6. Les requérants soutiennent, d’une part, que le projet méconnait le plan local d’urbanisme intercommunal, qui interdit les constructions nouvelles dont la hauteur fait obstacle aux perspectives existantes, du fait de sa situation dans l’axe de l’église de La Flotte-en-Ré et de la hauteur des constructions, 7,36 m et 6,17 m et, d’autre part, que le projet porte atteinte à la zone patrimoniale remarquable définie par le tome 4 annexe 11 de ce même plan local d’urbanisme intercommunal. Toutefois, il ressort des pièces du dossier qu’un certificat d’urbanisme a été délivré par le maire de La Flotte-en-Ré aux pétitionnaires le 12 septembre 2019, lequel a eu pour effet, en vertu de l’article L. 410-1 du code de l’urbanisme, de garantir à ses titulaires un droit à voir toute demande d’autorisation, déposée dans le délai de 18 mois, examinée au regard des règles d’urbanisme applicables à la date de la délivrance du certificat. Dans ces conditions, la demande de permis de construire ayant été déposée le 28 janvier 2020 et instruite au regard des dispositions du plan d’occupation des sols en vigueur à la date de délivrance du certificat, le moyen soulevé doit être écarté comme inopérant.
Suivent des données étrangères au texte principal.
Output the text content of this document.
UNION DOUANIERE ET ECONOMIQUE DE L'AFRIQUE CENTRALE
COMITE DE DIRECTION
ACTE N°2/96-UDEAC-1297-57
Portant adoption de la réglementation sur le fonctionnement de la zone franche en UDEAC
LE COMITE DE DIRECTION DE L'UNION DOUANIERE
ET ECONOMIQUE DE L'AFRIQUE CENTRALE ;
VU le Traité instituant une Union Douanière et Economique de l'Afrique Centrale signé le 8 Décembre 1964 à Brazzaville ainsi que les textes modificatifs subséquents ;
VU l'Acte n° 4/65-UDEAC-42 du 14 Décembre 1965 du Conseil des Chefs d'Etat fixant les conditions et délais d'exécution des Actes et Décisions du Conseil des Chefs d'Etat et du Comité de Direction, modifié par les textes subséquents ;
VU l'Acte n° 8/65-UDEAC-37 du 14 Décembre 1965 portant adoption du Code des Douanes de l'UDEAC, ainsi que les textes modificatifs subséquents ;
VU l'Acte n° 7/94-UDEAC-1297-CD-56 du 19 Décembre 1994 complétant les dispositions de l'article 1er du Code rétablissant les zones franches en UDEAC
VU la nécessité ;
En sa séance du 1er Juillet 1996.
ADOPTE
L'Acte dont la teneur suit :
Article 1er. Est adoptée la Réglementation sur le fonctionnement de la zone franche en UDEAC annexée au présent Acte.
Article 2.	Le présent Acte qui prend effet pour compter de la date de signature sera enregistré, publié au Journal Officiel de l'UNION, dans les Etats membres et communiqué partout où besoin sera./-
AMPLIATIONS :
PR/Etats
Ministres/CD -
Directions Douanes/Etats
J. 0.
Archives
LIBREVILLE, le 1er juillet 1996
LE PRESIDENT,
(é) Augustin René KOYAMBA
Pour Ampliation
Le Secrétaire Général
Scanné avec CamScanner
7. En quatrième lieu, aux termes de l’article UA11 du plan d’occupation des sols : « () La pente des toitures sera comprise entre 28 et 30%. ». En l’espèce, il ressort des pièces du dossier, et notamment de la notice architecturale, que la pente du bâtiment annexe est de 28%. Par suite, le moyen tiré de la méconnaissance des dispositions précitées de l’article UA11 doit être écarté.
8. En cinquième lieu, il ne ressort pas davantage des pièces du dossier que le projet méconnaîtrait les dispositions de l’article UA 11 du plan d’occupation des sols selon lesquelles le niveau du rez-de-chaussée de la construction ne doit pas présenter un niveau supérieur à 30 cm par rapport au niveau de la chaussée ou du terrain naturel.
9. En sixième lieu, contrairement à ce soutiennent les requérants, les velux seront positionnés sur la pente de la toiture donnant sur le jardin intérieur, de sorte qu’au regard de l’étroitesse des voies bordant la parcelle, ils ne seront pas visibles depuis l’espace public.
10. En septième et dernier lieu, le moyen tiré de ce que la régularisation tardive de l’annexe anciennement construite serait irrégulière doit être écarté comme manquant en fait.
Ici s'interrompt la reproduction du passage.